What do you do with all this money?
Now that you have your PYF strategy rolling the next question that pops up is what do you do with it. My go to is paying off debt, but even before that I think just about anyone in the personal finance industry would say save at least $2,000 an an emergency fund.
I was recently asked about the best place to keep an emergency fund – Ally Bank. It is where we keep our 4 month emergency fund (we want to increase it to 8-12 months soon) because they offer 1.2% interest on it and it takes 3 days to access.
The 3 days thing is actually a pro in my mind – I don’t want to be able to slide money to my checking when I am over budget with ease.

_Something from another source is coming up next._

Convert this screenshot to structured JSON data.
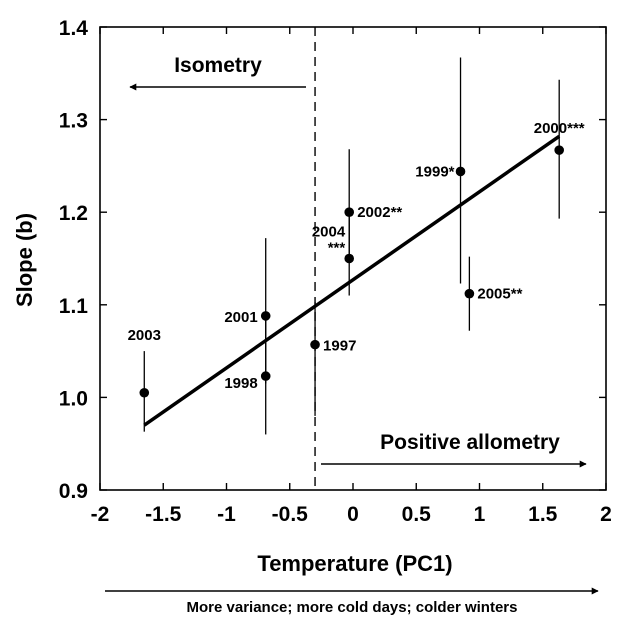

Remember, it is an emergency fund not a, “I really need this new jacket fund.”
Once you have your emergency fund, I would tackle debt, save a bigger emergency fund, then it gets fun. Hypothetical, you have no auto debt, no student loan debt, your emergency fund is 12 months deep and you have been paying yourself first for some time, where do you go next?
Well, I wrote a super underrated post here about using extra income and a HELOC to accelerate a mortgage if you own, you can read that here. How awesome would being mortgage free be?
If you don’t own maybe you save up for a 20-40% down payment. Or if you would rather invest/save then that is the next step for you. No matter what, you have options and control.
That is the entire point of the pay yourself first strategy. You are taking care of yourself first before you spend.